WASHINGTON (AP) - Researchers using starlight bent by gravity to probe the halo of the Milky Way galaxy say that failed stars called "brown dwarfs" may make up 20 percent of the dark, unseen matter in the galaxy.

Kem Cook of the Lawrence Livermore National Laboratory said Tuesday that a survey of eight million background stars over a 400-day period detected four instances where starlight was bent by the effect of gravity as it streaked toward the Earth. Cook said a telescope scanning the heavens detected what are called lensing events. These occur when starlight, coming from background stars much farther out in space, is bent by gravity as it streaks past celestial bodies closer to the Earth.
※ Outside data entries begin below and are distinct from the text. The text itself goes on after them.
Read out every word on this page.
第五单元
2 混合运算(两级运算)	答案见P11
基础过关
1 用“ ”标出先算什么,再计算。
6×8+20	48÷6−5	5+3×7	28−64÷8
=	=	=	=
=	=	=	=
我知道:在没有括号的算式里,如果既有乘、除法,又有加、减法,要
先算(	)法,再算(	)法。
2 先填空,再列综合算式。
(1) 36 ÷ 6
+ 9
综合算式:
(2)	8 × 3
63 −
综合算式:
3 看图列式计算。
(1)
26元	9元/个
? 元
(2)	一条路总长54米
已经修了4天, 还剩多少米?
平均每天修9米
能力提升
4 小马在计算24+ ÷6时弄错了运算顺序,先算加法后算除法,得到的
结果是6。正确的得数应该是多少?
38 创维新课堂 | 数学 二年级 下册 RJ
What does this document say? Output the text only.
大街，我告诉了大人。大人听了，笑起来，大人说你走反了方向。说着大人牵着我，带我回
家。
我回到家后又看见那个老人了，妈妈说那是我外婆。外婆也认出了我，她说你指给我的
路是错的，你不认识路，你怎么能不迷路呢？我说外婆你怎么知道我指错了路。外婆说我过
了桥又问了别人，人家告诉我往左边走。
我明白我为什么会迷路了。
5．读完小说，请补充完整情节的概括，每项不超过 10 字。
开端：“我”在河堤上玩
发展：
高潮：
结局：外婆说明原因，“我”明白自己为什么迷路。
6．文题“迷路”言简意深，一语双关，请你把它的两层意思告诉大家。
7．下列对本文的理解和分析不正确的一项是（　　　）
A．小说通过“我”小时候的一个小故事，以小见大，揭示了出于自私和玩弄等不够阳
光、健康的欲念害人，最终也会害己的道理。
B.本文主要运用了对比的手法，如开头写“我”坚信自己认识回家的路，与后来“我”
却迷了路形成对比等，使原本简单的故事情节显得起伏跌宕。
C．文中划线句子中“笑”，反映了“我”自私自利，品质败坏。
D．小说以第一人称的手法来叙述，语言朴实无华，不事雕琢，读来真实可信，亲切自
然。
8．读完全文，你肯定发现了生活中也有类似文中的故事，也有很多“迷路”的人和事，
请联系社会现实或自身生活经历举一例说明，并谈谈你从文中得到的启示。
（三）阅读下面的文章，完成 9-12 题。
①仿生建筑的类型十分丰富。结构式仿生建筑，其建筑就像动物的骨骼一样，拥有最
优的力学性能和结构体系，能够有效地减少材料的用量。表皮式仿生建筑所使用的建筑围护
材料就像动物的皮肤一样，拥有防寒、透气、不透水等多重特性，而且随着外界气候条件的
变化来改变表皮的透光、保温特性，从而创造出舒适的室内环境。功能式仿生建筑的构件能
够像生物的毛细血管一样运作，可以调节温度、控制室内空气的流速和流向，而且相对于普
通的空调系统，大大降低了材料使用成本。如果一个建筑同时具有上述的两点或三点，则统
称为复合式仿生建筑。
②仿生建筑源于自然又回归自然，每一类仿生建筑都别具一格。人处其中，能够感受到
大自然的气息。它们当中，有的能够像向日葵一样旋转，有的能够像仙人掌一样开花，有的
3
This bent light gives a specific instrumental signature that allows astronomers to determine the size of the celestial bodies causing the lensing.

In effect, the lensing forms a probe for detecting unseen objects in the halo of the Milky Way. Such bodies are called massive compact halo objects, or MACHOs.

Cook said the four lensing events detected by his team were caused by a form of MACHOs called brown dwarfs, starlike objects that are about 4 percent of the size of the sun, the Earth's nearest star. He said such bodies may account for about 20 percent of the cold, dark matter thought to surround the Milky Way.

Brown dwarfs are thought to be spheres of gas and dust that did not become large enough to ignite internal nuclear fires of even a small star.

Existence of the unseen matter is based on calculations of how much mass the galaxy should contain for its billions of stars to move in the way that has been observed. Astronomers believe there is not enough lighted, visible matter to account for all of the mass in the galaxy. The mass which is not seen must be chilled and without light, and, hence, astronomers call it cold, dark matter.

Astronomers search for the cold, dark matter by observing the influence of its gravity to other objects.

Cook's reported on the Lawrence Livermore study at a national meeting here of the American Physical Society.